Looking at the above data, protein tops the list with 20-30% of the calories you consume from protein being used to digest and metabolise it.

So what we have found out is that a high protein diet has a metabolic advantage over normal or low protein diets with the same amount of caloric intake. This diet has also been proven to keep you full for longer.

The next macronutrient to discuss is carbohydrates. They have the next most thermic effect with a TEF of 5-15% based on the the carbohydrate source. High fibre carbohydrates have a higher thermic response and digest more slowly, allowing you to be full for the whole day. Low fibre alternatives have less effect and are proven to keep you full for less long.

An interesting study from 2017 found that participants increased their metabolism by more than 92 calories a day by just substituting refined grains for whole grain alternatives. That’s a lot!

Dietary Fats are shown to have the lowest thermic effect at 0-5% and it is because they are the simplest to digest. This doesn’t mean you should exclude fats from your diet entirely, but it does mean you need to choose the right ones. Fats play a vital role in many bodily functions like protecting organs, helping maintain body temperature and more, so they are definitely worth keeping around. Just in a safer way.

Good sources of fats that can be included in your diet are: avocado, salmon, nuts, egg yolks or pumpkin seeds.

The “Quick Fix” Diet

You may have heard about low carb, or low fat diets for weight loss, but restricting food groups in this way isn’t sustainable and won’t work in the long term.

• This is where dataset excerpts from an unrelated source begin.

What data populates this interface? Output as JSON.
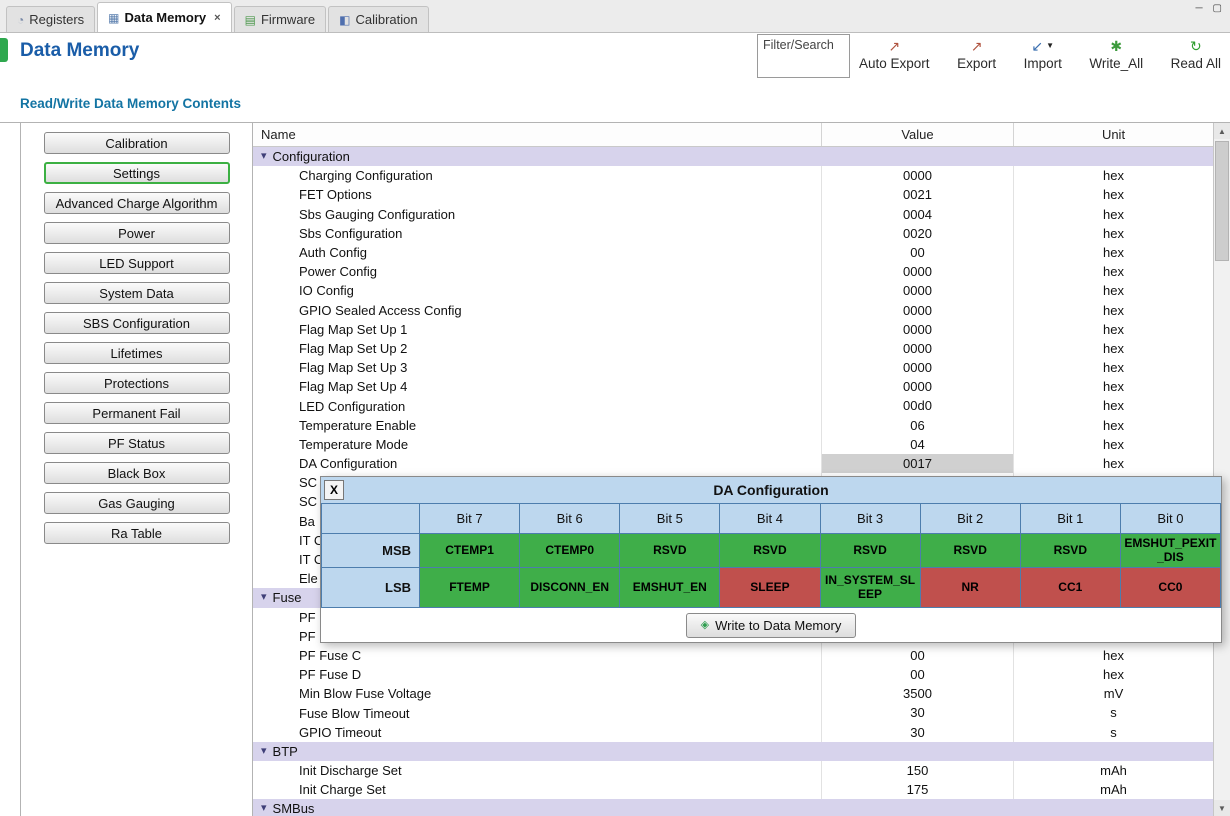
{
  "colors": {
    "title": "#1a5da8",
    "section_title": "#1374a3",
    "section_row_bg": "#d7d3ec",
    "selected_value_bg": "#d0d0d0",
    "selected_green": "#3cb043"
  },
  "icons": {
    "minimize": "─",
    "maximize": "▢",
    "dropdown": "▼",
    "collapse": "▾",
    "scroll_up": "▲",
    "scroll_down": "▼",
    "tab_close": "×",
    "write_bullet": "◈"
  },
  "tabs": [
    {
      "label": "Registers",
      "active": false,
      "closable": false,
      "icon": {
        "name": "registers-tab-icon",
        "glyph": "◔",
        "color": "#7a8aa8"
      }
    },
    {
      "label": "Data Memory",
      "active": true,
      "closable": true,
      "icon": {
        "name": "data-memory-tab-icon",
        "glyph": "▦",
        "color": "#5b7fae"
      }
    },
    {
      "label": "Firmware",
      "active": false,
      "closable": false,
      "icon": {
        "name": "firmware-tab-icon",
        "glyph": "▤",
        "color": "#4f9a4f"
      }
    },
    {
      "label": "Calibration",
      "active": false,
      "closable": false,
      "icon": {
        "name": "calibration-tab-icon",
        "glyph": "◧",
        "color": "#4f6fae"
      }
    }
  ],
  "header": {
    "title": "Data Memory",
    "filter_placeholder": "Filter/Search",
    "buttons": [
      {
        "label": "Auto Export",
        "icon_name": "auto-export-icon",
        "glyph": "↗",
        "color": "#b0533f",
        "dropdown": false
      },
      {
        "label": "Export",
        "icon_name": "export-icon",
        "glyph": "↗",
        "color": "#b0533f",
        "dropdown": false
      },
      {
        "label": "Import",
        "icon_name": "import-icon",
        "glyph": "↙",
        "color": "#3a6fb0",
        "dropdown": true
      },
      {
        "label": "Write_All",
        "icon_name": "write-all-icon",
        "glyph": "✱",
        "color": "#3c9a3c",
        "dropdown": false
      },
      {
        "label": "Read All",
        "icon_name": "read-all-icon",
        "glyph": "↻",
        "color": "#2f9e2f",
        "dropdown": false
      }
    ]
  },
  "section_title": "Read/Write Data Memory Contents",
  "sidebar": {
    "selected_index": 1,
    "items": [
      "Calibration",
      "Settings",
      "Advanced Charge Algorithm",
      "Power",
      "LED Support",
      "System Data",
      "SBS Configuration",
      "Lifetimes",
      "Protections",
      "Permanent Fail",
      "PF Status",
      "Black Box",
      "Gas Gauging",
      "Ra Table"
    ]
  },
  "table": {
    "columns": [
      "Name",
      "Value",
      "Unit"
    ],
    "rows": [
      {
        "type": "section",
        "name": "Configuration"
      },
      {
        "type": "data",
        "name": "Charging Configuration",
        "value": "0000",
        "unit": "hex"
      },
      {
        "type": "data",
        "name": "FET Options",
        "value": "0021",
        "unit": "hex"
      },
      {
        "type": "data",
        "name": "Sbs Gauging Configuration",
        "value": "0004",
        "unit": "hex"
      },
      {
        "type": "data",
        "name": "Sbs Configuration",
        "value": "0020",
        "unit": "hex"
      },
      {
        "type": "data",
        "name": "Auth Config",
        "value": "00",
        "unit": "hex"
      },
      {
        "type": "data",
        "name": "Power Config",
        "value": "0000",
        "unit": "hex"
      },
      {
        "type": "data",
        "name": "IO Config",
        "value": "0000",
        "unit": "hex"
      },
      {
        "type": "data",
        "name": "GPIO Sealed Access Config",
        "value": "0000",
        "unit": "hex"
      },
      {
        "type": "data",
        "name": "Flag Map Set Up 1",
        "value": "0000",
        "unit": "hex"
      },
      {
        "type": "data",
        "name": "Flag Map Set Up 2",
        "value": "0000",
        "unit": "hex"
      },
      {
        "type": "data",
        "name": "Flag Map Set Up 3",
        "value": "0000",
        "unit": "hex"
      },
      {
        "type": "data",
        "name": "Flag Map Set Up 4",
        "value": "0000",
        "unit": "hex"
      },
      {
        "type": "data",
        "name": "LED Configuration",
        "value": "00d0",
        "unit": "hex"
      },
      {
        "type": "data",
        "name": "Temperature Enable",
        "value": "06",
        "unit": "hex"
      },
      {
        "type": "data",
        "name": "Temperature Mode",
        "value": "04",
        "unit": "hex"
      },
      {
        "type": "data",
        "name": "DA Configuration",
        "value": "0017",
        "unit": "hex",
        "selected": true
      },
      {
        "type": "data",
        "name": "SC",
        "value": "",
        "unit": ""
      },
      {
        "type": "data",
        "name": "SC",
        "value": "",
        "unit": ""
      },
      {
        "type": "data",
        "name": "Ba",
        "value": "",
        "unit": ""
      },
      {
        "type": "data",
        "name": "IT C",
        "value": "",
        "unit": ""
      },
      {
        "type": "data",
        "name": "IT C",
        "value": "",
        "unit": ""
      },
      {
        "type": "data",
        "name": "Ele",
        "value": "",
        "unit": ""
      },
      {
        "type": "section",
        "name": "Fuse"
      },
      {
        "type": "data",
        "name": "PF",
        "value": "",
        "unit": ""
      },
      {
        "type": "data",
        "name": "PF",
        "value": "",
        "unit": ""
      },
      {
        "type": "data",
        "name": "PF Fuse C",
        "value": "00",
        "unit": "hex"
      },
      {
        "type": "data",
        "name": "PF Fuse D",
        "value": "00",
        "unit": "hex"
      },
      {
        "type": "data",
        "name": "Min Blow Fuse Voltage",
        "value": "3500",
        "unit": "mV"
      },
      {
        "type": "data",
        "name": "Fuse Blow Timeout",
        "value": "30",
        "unit": "s"
      },
      {
        "type": "data",
        "name": "GPIO Timeout",
        "value": "30",
        "unit": "s"
      },
      {
        "type": "section",
        "name": "BTP"
      },
      {
        "type": "data",
        "name": "Init Discharge Set",
        "value": "150",
        "unit": "mAh"
      },
      {
        "type": "data",
        "name": "Init Charge Set",
        "value": "175",
        "unit": "mAh"
      },
      {
        "type": "section",
        "name": "SMBus"
      }
    ]
  },
  "popup": {
    "title": "DA Configuration",
    "close_label": "X",
    "write_button_label": "Write to Data Memory",
    "colors": {
      "header": "#bdd7ee",
      "bit_set": "#c0504d",
      "bit_clear": "#3fae49"
    },
    "column_headers": [
      "Bit 7",
      "Bit 6",
      "Bit 5",
      "Bit 4",
      "Bit 3",
      "Bit 2",
      "Bit 1",
      "Bit 0"
    ],
    "bit_rows": [
      {
        "label": "MSB",
        "cells": [
          {
            "text": "CTEMP1",
            "set": false
          },
          {
            "text": "CTEMP0",
            "set": false
          },
          {
            "text": "RSVD",
            "set": false
          },
          {
            "text": "RSVD",
            "set": false
          },
          {
            "text": "RSVD",
            "set": false
          },
          {
            "text": "RSVD",
            "set": false
          },
          {
            "text": "RSVD",
            "set": false
          },
          {
            "text": "EMSHUT_PEXIT_DIS",
            "set": false
          }
        ]
      },
      {
        "label": "LSB",
        "cells": [
          {
            "text": "FTEMP",
            "set": false
          },
          {
            "text": "DISCONN_EN",
            "set": false
          },
          {
            "text": "EMSHUT_EN",
            "set": false
          },
          {
            "text": "SLEEP",
            "set": true
          },
          {
            "text": "IN_SYSTEM_SLEEP",
            "set": false
          },
          {
            "text": "NR",
            "set": true
          },
          {
            "text": "CC1",
            "set": true
          },
          {
            "text": "CC0",
            "set": true
          }
        ]
      }
    ]
  }
}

Your body compensates for the calorie deficit by slowing down your metabolism and holding on to every calorie you consume, storing them as fat.

So the better way forward is to aim for a healthy and balanced calorie deficit including protein rich foods, complex carbs and the right dietary fats. These food groups with a higher thermic effect will have your body working hard so you can lose weight in a healthier manner.